Statistical Inference for Quasi-Infinitely Divisible Distributions via Fourier Methods
Vladimir Panov, Anton Ryabchenko
TL;DR
The paper develops a Fourier-based statistical framework for quasi-infinitely divisible distributions, extending the Lévy–Khintchine representation to signed measures and enabling semiparametric inference for mixtures of a normal component with an extra QID tail. It proves that, for subfamilies with supersmooth nonparametric parts, key parameters ($\sigma$, $\lambda^*$, $\gamma^*$) converge at polynomial rates, and the nonparametric density component can be estimated with a related polynomial rate. A four-step estimation procedure is proposed for the parametric part, together with kernel-based recovery of the continuous component, and the authors validate the method through numerical studies on two-component normal mixtures, a Bart Simpson-like distribution, and a Student–normal convolution model.

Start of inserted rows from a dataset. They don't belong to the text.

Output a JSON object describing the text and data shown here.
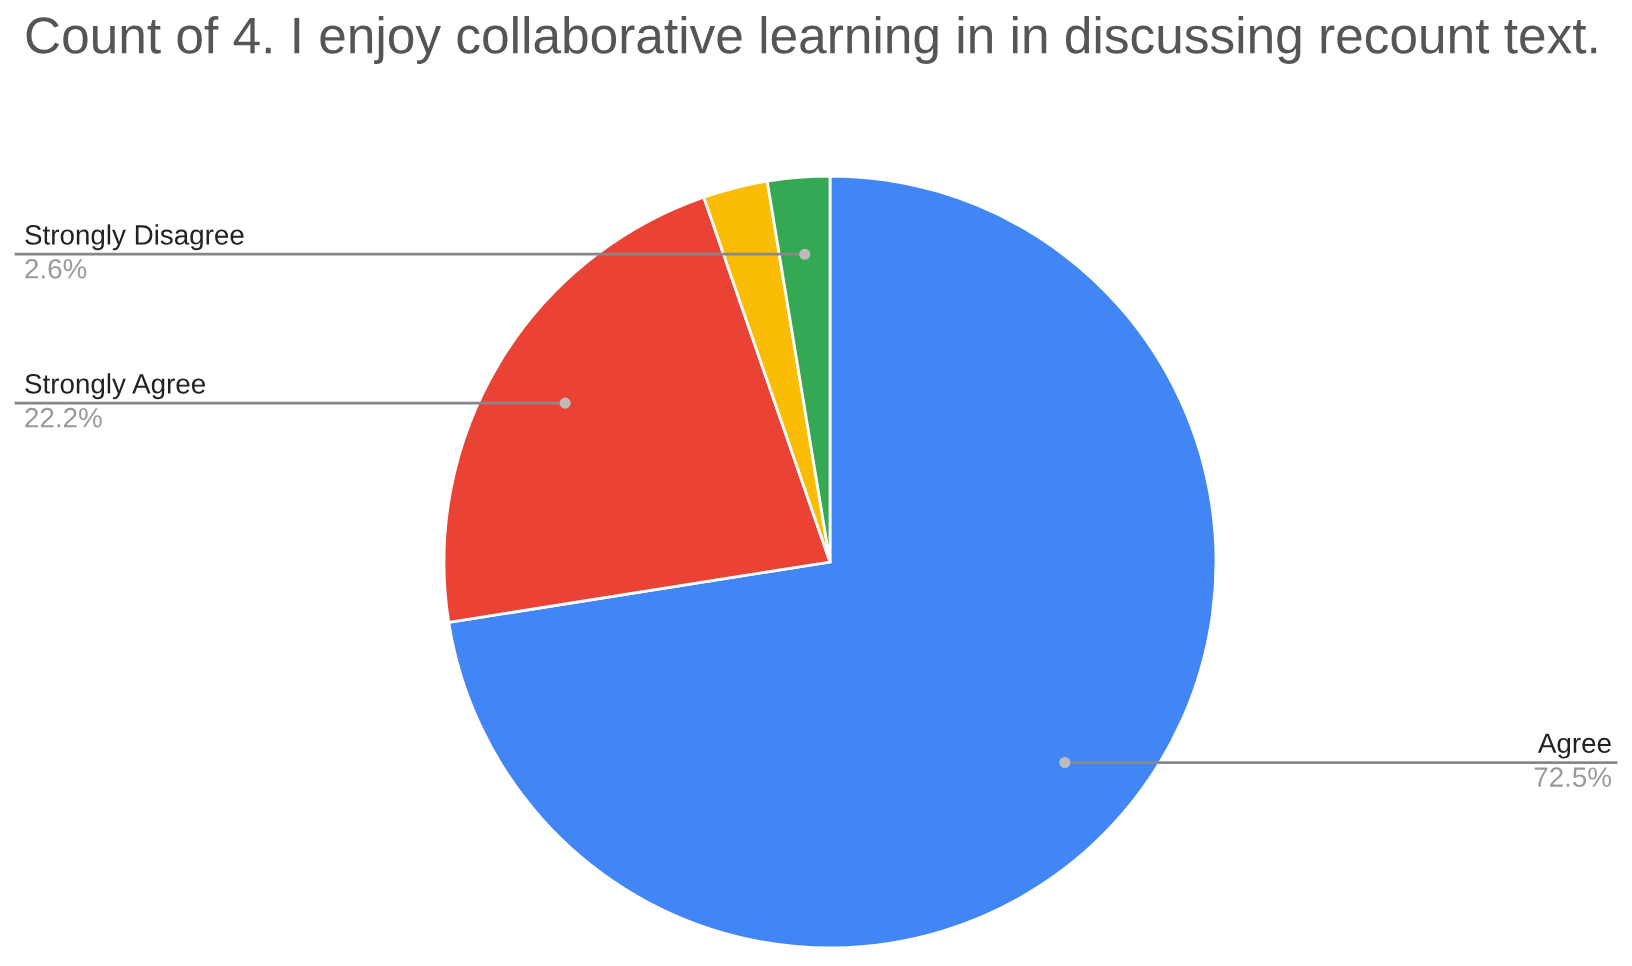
{
  "chart_data": {
    "type": "pie",
    "title": "Count of 4. I enjoy collaborative learning in in discussing recount text.",
    "categories": [
      "Agree",
      "Strongly Agree",
      null,
      "Strongly Disagree"
    ],
    "values": [
      72.5,
      22.2,
      2.7,
      2.6
    ],
    "colors": [
      "#4285f4",
      "#ea4335",
      "#fbbc04",
      "#34a853"
    ],
    "value_labels": [
      "72.5%",
      "22.2%",
      null,
      "2.6%"
    ]
  }
}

The results show favorable performance in large samples and provide a principled alternative to EM in certain QID settings, supporting practical deployment in statistical inference for non-ID models with quasi-Lévy structure.
Abstract
This study focuses on statistical inference for the class of quasi-infinitely divisible (QID) distributions, which was recently introduced by Lindner, Pan and Sato (2018). The paper presents a Fourier approach, based on the analogue of the L{é}vy-Khintchine theorem with a signed spectral measure. We prove that for some subclasses of QID distributions, the considered estimates have polynomial rates of convergence. This is a remarkable fact when compared to the logarithmic convergence rates of similar methods for infinitely divisible distributions, which cannot be improved in general. We demonstrate the numerical performance of the algorithm using simulated examples.